From the textbook, do problems 2.4 #4, 7, 9 (5 points each).

The last problem focuses on using the Shiny app at https://keeganhines.shinyapps.io/bias_variance/Links to an external site.. Before working on this problem, load the app, read the explanation, play with the slider and the “Generate New Data” button, and answer the questions at the bottom of the page (“Check your understanding”) for yourself or discuss them with others.

This problem is worth 10 points (2 points for each part).

Model complexity = degree of the polynomial that is being fitted.

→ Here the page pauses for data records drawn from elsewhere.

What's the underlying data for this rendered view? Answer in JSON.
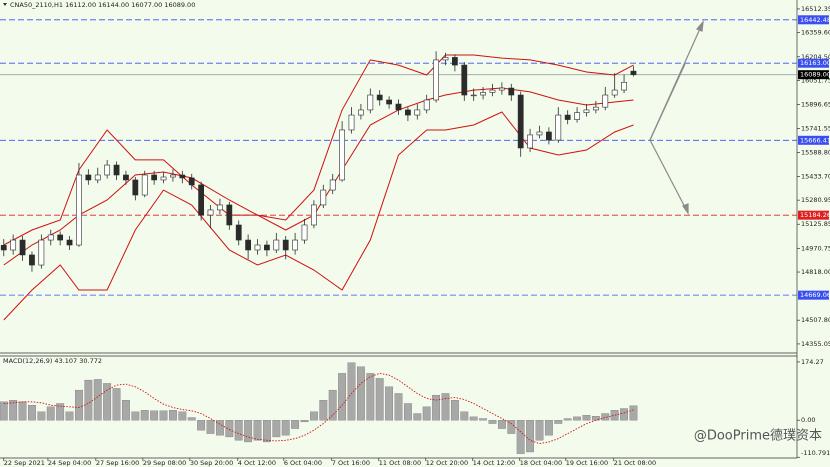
{
  "chart_data": [
    {
      "type": "candlestick",
      "title": "CNA50_2110,H1  16112.00 16144.00 16077.00 16089.00",
      "xlim": [
        -0.4,
        84.4
      ],
      "ylim": [
        14303,
        16570
      ],
      "yticks": [
        16512.35,
        {
          "value": 16359.6,
          "label": "16359.60"
        },
        {
          "value": 16204.5,
          "label": "16204.50"
        },
        16051.75,
        15896.65,
        15741.55,
        {
          "value": 15588.8,
          "label": "15588.80"
        },
        {
          "value": 15433.7,
          "label": "15433.70"
        },
        15280.95,
        15125.85,
        14970.75,
        {
          "value": 14818,
          "label": "14818.00"
        },
        {
          "value": 14507.8,
          "label": "14507.80"
        },
        14355.05
      ],
      "xticks": [
        {
          "value": 0,
          "label": "22 Sep 2021"
        },
        {
          "value": 4.7,
          "label": "24 Sep 04:00"
        },
        {
          "value": 9.8,
          "label": "27 Sep 16:00"
        },
        {
          "value": 14.8,
          "label": "29 Sep 08:00"
        },
        {
          "value": 19.8,
          "label": "30 Sep 20:00"
        },
        {
          "value": 24.9,
          "label": "4 Oct 12:00"
        },
        {
          "value": 29.8,
          "label": "6 Oct 04:00"
        },
        {
          "value": 34.9,
          "label": "7 Oct 16:00"
        },
        {
          "value": 39.9,
          "label": "11 Oct 08:00"
        },
        {
          "value": 44.9,
          "label": "12 Oct 20:00"
        },
        {
          "value": 49.9,
          "label": "14 Oct 12:00"
        },
        {
          "value": 54.9,
          "label": "18 Oct 04:00"
        },
        {
          "value": 59.8,
          "label": "19 Oct 16:00"
        },
        {
          "value": 64.9,
          "label": "21 Oct 08:00"
        }
      ],
      "open": [
        14990,
        14960,
        15024,
        14928,
        14863,
        15024,
        15057,
        15024,
        14992,
        15443,
        15411,
        15443,
        15507,
        15443,
        15411,
        15314,
        15443,
        15411,
        15430,
        15443,
        15424,
        15379,
        15185,
        15218,
        15250,
        15121,
        15024,
        14960,
        14992,
        14960,
        15024,
        14960,
        15024,
        15121,
        15250,
        15346,
        15411,
        15733,
        15829,
        15862,
        15958,
        15926,
        15900,
        15862,
        15829,
        15862,
        15926,
        16184,
        16200,
        16151,
        15958,
        15958,
        15975,
        15990,
        16003,
        15958,
        15617,
        15701,
        15720,
        15668,
        15829,
        15800,
        15845,
        15862,
        15880,
        15958,
        15990,
        16112
      ],
      "high": [
        15030,
        15060,
        15050,
        14950,
        15060,
        15090,
        15080,
        15050,
        15520,
        15480,
        15490,
        15540,
        15530,
        15470,
        15430,
        15470,
        15470,
        15460,
        15480,
        15470,
        15450,
        15400,
        15250,
        15290,
        15270,
        15150,
        15060,
        15030,
        15020,
        15070,
        15050,
        15070,
        15160,
        15280,
        15380,
        15450,
        15790,
        15880,
        15900,
        16000,
        15990,
        15950,
        15930,
        15880,
        15900,
        15960,
        16240,
        16230,
        16220,
        16170,
        16000,
        16010,
        16030,
        16040,
        16030,
        15980,
        15740,
        15760,
        15750,
        15880,
        15860,
        15880,
        15900,
        15920,
        16010,
        16100,
        16090,
        16144
      ],
      "low": [
        14920,
        14930,
        14890,
        14820,
        14840,
        14990,
        14990,
        14960,
        14980,
        15380,
        15390,
        15420,
        15410,
        15380,
        15280,
        15300,
        15380,
        15390,
        15400,
        15390,
        15350,
        15150,
        15100,
        15190,
        15090,
        14990,
        14900,
        14930,
        14920,
        14940,
        14900,
        14930,
        15000,
        15100,
        15230,
        15320,
        15400,
        15710,
        15800,
        15840,
        15890,
        15870,
        15830,
        15790,
        15800,
        15840,
        15910,
        16150,
        16110,
        15920,
        15920,
        15930,
        15950,
        15960,
        15920,
        15560,
        15590,
        15680,
        15640,
        15650,
        15770,
        15780,
        15820,
        15840,
        15860,
        15940,
        15970,
        16077
      ],
      "close": [
        14960,
        15024,
        14928,
        14863,
        15024,
        15057,
        15024,
        14992,
        15443,
        15411,
        15443,
        15507,
        15443,
        15411,
        15314,
        15443,
        15411,
        15430,
        15443,
        15424,
        15379,
        15185,
        15218,
        15250,
        15121,
        15024,
        14960,
        14992,
        14960,
        15024,
        14960,
        15024,
        15121,
        15250,
        15346,
        15411,
        15733,
        15829,
        15862,
        15958,
        15926,
        15900,
        15862,
        15829,
        15862,
        15926,
        16184,
        16200,
        16151,
        15958,
        15958,
        15975,
        15990,
        16003,
        15958,
        15617,
        15701,
        15720,
        15668,
        15829,
        15800,
        15845,
        15862,
        15880,
        15958,
        15990,
        16040,
        16089
      ],
      "up_color": "#ffffff",
      "down_color": "#2b2b2b",
      "bands": {
        "color": "#d01010",
        "x": [
          0,
          3,
          6,
          8,
          11,
          14,
          17,
          20,
          24,
          27,
          30,
          33,
          36,
          39,
          42,
          45,
          47,
          50,
          53,
          56,
          59,
          62,
          65,
          67
        ],
        "upper": [
          14992,
          15089,
          15153,
          15475,
          15733,
          15540,
          15540,
          15379,
          15185,
          15185,
          15153,
          15346,
          15862,
          16184,
          16151,
          16087,
          16216,
          16216,
          16196,
          16184,
          16151,
          16106,
          16087,
          16151
        ],
        "middle": [
          14863,
          14992,
          15089,
          15185,
          15282,
          15443,
          15462,
          15424,
          15282,
          15185,
          15089,
          15185,
          15475,
          15765,
          15862,
          15926,
          15958,
          15990,
          16003,
          15978,
          15926,
          15894,
          15913,
          15926
        ],
        "lower": [
          14509,
          14702,
          14863,
          14702,
          14702,
          15089,
          15346,
          15250,
          14960,
          14863,
          14928,
          14831,
          14702,
          15024,
          15572,
          15733,
          15733,
          15765,
          15849,
          15617,
          15572,
          15604,
          15720,
          15765
        ]
      },
      "levels": [
        {
          "price": 16442.48,
          "color": "#3a4ff0"
        },
        {
          "price": {
            "value": 16163,
            "label": "16163.00"
          },
          "color": "#3a4ff0"
        },
        {
          "price": {
            "value": 16089,
            "label": "16089.00"
          },
          "color": "#000000"
        },
        {
          "price": 15666.41,
          "color": "#3a4ff0"
        },
        {
          "price": 15184.26,
          "color": "#e02020"
        },
        {
          "price": 14669.06,
          "color": "#3a4ff0"
        }
      ],
      "watermark": "@DooPrime德璞资本"
    },
    {
      "type": "macd",
      "title": "MACD(12,26,9) 43.107 30.772",
      "ylim": [
        -113,
        192
      ],
      "yticks": [
        174.27,
        {
          "value": 0,
          "label": "0.00"
        },
        -110.791
      ],
      "values": [
        55,
        60,
        55,
        45,
        25,
        40,
        50,
        25,
        90,
        120,
        122,
        110,
        95,
        60,
        25,
        30,
        28,
        28,
        30,
        25,
        8,
        -30,
        -40,
        -45,
        -50,
        -60,
        -65,
        -60,
        -65,
        -50,
        -45,
        -25,
        -5,
        25,
        60,
        90,
        140,
        172,
        160,
        140,
        125,
        100,
        80,
        50,
        20,
        40,
        75,
        80,
        60,
        25,
        10,
        5,
        -10,
        -25,
        -40,
        -100,
        -95,
        -60,
        -45,
        -10,
        5,
        10,
        15,
        12,
        20,
        30,
        35,
        43.107
      ],
      "signal": [
        50,
        52,
        55,
        55,
        52,
        45,
        42,
        40,
        38,
        50,
        70,
        90,
        105,
        108,
        100,
        85,
        65,
        48,
        38,
        32,
        28,
        20,
        5,
        -12,
        -28,
        -40,
        -50,
        -57,
        -60,
        -62,
        -60,
        -55,
        -45,
        -30,
        -10,
        15,
        45,
        80,
        110,
        130,
        140,
        135,
        120,
        100,
        80,
        65,
        60,
        65,
        68,
        62,
        50,
        35,
        20,
        5,
        -10,
        -35,
        -60,
        -70,
        -65,
        -55,
        -40,
        -25,
        -10,
        0,
        8,
        15,
        22,
        30.772
      ],
      "color": "#a8a8a8",
      "signal_color": "#d01010"
    }
  ]
}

  1. a) Make 10 different simulations with model complexity = 1. Compute the average Residual SSE. Also find the approximate range of the highest order coefficient for these 10 simulations. This is a measure for the baseline variance for a low complexity model.
  2. b) Make 10 different simulations with model complexity = 3. Compute the average Residual SSE. Which coefficient has the largest range in this case? What is that range? This is a measure for the variance for a medium complexity model.
  3. c) Repeat this for model complexity = 15. Which coefficient has the largest range for these 10 simulations? What is that range?
  4. d) How do your results illustrate the bias – variance trade-off? The answer should be a short paragraph.
  5. e) For which model complexity do you typically obtain a curve which is most similar and overall close to the unknown curve that is to be estimated? Try multiple simulation for several different model complexities, summarize what you see, and explain your answer. Pictures or numerical results are not required.